Rangnick-Klartext bei RB Leipzig: Keita darf nicht gehen!

Spekulationen um einen Wechsel von Naby Keita brechen nicht ab.
Spekulationen um einen Wechsel von Naby Keita brechen nicht ab.  © DPA

Seefeld/Österreich - Ausgerechnet vor den internationalen Bewährungsproben in London plagt sich Champions-League-Debütant RB Leipzig gleich mit mehreren Verletzten.

Nationalstürmer Timo Werner hat eine Oberschenkelzerrung, Offensivmann Marcel Sabitzer eine Unterschenkelprellung, Mittelfeld-Antreiber Diego Demme tut das Knie weh und Abwehr-Routinier Marvin Compper zwickt der Unterschenkel.

Wer von den vier "Bullen"-Stars am Sonnabend gegen den FC Sevilla und tags drauf gegen Benfica Lissabon einsatzfähig sein wird, ist offen.

Der FC Sevilla, Europa-League Gewinner 2014, 2015 und 2016, reihte sich in der spanischen Meisterschaft in der vergangenen Saison hinter Meister Real Madrid, dem FC Barcelona und Atlético Madrid ein, könnte bei erfolgreicher Quali auch ein Gegner der Leipziger in der Champions League werden.

Ralf Rangnick äußerte sich zu den Wechselwünschen von Forsberg und Keita.
Ralf Rangnick äußerte sich zu den Wechselwünschen von Forsberg und Keita.  © DPA

Benfica Lissabon, Rekordmeister des Landes, gewann in der zurückliegenden Spielzeit das Double in Portugal und tritt wie der Bundesliga-Zweite ohne Umweg in der europäischen Meisterklasse an.

"Wir haben gesehen, dass noch ein bisschen was zu tun ist, bis die Pflichtspiele beginnen", betonte RB-Coach Ralph Hasenhüttl nach dem Test-1:0 gegen den türkischen Pokalsieger Konyaspor.

Werner hatte sich die Verletzung bei einem Torschussversuch ohne Fremdeinwirkung zugezogen, Sabitzer war gefoult worden und hatte einen Schlag auf die Wade bekommen.

Ein Risiko werden Hasenhüttl und die Mediziner des Vereins nicht eingehen, spätestens bis zum Bundesliga-Auftakt am 19. August bei Schalke 04 sollen alle Spieler fit sein.

RB-Sportdirektor Ralf Rangnick hat derweil Verständnis für den Wechselwunsch von Spielern wie Emil Forsberg und Naby Keita geäußert, gleichzeitig aber das Umfeld der Profis kritisiert. "Es braucht jemand, der sie einnordet.
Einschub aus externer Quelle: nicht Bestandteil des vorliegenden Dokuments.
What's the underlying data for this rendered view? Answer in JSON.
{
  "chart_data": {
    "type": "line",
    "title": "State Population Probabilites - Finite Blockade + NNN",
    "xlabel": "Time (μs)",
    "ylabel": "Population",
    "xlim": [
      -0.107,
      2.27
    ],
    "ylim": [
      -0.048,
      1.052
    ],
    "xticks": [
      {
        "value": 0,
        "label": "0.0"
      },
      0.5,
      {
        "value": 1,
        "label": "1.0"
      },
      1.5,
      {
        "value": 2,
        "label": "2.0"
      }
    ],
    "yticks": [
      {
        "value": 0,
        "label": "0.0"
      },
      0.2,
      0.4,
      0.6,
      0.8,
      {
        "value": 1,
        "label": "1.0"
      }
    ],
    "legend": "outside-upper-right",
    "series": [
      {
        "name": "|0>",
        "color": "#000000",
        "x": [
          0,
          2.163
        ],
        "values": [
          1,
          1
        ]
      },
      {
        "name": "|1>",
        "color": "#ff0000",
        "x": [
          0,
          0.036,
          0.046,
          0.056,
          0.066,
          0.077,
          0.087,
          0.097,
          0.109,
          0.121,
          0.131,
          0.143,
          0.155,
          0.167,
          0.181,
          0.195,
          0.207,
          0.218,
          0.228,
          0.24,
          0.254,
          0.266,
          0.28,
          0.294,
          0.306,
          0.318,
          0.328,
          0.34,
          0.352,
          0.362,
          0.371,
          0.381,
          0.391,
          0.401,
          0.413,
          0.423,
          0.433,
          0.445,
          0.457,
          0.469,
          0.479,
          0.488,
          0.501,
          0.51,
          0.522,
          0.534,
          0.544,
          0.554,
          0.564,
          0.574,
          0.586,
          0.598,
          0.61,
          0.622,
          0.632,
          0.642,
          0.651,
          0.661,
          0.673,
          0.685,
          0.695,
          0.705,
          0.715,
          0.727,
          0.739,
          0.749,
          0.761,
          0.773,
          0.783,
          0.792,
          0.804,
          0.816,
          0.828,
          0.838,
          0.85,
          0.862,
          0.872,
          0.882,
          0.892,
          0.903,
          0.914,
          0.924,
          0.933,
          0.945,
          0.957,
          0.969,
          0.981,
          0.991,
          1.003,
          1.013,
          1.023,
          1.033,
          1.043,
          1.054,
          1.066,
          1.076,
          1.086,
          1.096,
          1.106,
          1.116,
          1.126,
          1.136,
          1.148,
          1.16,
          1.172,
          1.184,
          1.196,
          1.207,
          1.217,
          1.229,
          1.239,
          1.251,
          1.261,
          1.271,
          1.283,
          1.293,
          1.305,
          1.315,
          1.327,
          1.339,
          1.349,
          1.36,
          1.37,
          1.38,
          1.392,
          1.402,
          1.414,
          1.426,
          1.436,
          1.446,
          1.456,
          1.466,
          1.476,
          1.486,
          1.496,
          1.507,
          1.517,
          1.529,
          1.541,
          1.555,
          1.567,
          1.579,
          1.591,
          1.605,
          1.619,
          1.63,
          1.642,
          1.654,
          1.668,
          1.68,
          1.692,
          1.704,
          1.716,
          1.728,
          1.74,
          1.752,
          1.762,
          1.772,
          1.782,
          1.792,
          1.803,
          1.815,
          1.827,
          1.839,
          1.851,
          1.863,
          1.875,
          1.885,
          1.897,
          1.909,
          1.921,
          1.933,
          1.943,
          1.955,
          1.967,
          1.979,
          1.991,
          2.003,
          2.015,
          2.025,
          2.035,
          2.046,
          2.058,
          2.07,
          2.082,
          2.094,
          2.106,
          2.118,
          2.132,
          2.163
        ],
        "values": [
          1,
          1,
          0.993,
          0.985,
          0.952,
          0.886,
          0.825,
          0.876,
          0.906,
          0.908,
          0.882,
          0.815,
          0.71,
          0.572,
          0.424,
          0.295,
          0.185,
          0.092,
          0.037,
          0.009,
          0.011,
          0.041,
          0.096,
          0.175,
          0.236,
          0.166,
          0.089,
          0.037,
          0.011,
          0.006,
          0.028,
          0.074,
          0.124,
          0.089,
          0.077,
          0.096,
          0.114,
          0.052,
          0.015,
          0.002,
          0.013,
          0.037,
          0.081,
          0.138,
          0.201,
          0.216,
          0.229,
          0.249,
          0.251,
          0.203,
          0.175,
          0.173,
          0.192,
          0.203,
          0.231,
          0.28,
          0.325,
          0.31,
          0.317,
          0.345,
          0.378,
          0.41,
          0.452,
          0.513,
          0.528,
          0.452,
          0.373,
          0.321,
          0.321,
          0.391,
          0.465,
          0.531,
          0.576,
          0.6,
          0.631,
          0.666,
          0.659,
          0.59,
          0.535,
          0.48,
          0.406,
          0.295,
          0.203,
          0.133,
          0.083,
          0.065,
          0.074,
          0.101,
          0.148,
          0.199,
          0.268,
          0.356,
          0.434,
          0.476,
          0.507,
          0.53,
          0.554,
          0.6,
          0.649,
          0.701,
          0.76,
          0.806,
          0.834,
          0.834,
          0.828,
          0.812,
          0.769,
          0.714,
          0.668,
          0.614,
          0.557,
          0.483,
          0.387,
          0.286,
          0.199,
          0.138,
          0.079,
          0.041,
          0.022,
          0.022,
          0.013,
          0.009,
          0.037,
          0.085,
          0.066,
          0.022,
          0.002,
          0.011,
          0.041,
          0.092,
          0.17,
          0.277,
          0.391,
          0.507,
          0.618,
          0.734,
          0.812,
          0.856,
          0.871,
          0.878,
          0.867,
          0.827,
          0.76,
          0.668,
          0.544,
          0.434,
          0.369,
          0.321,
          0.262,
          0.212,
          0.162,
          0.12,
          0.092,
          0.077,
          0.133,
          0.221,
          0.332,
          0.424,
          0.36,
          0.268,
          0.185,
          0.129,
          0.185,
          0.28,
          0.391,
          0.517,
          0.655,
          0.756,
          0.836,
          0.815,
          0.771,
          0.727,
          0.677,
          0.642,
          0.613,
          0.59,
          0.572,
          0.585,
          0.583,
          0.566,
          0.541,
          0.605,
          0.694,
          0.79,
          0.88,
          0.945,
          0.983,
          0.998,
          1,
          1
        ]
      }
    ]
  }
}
Die Jungs selber sind gar nicht das Problem. Das Problem ist das Umfeld, das ganze Dorf in Guinea oder irgendwelche Leute im Umfeld, die den Spielern erklären, warum sie das jetzt gleich machen müssen."

Rangnick geht davon aus, dass beide Leistungsträger auch in der kommenden Saison für die "Bullen" auflaufen. "Denn sie machen oft den Unterschied aus."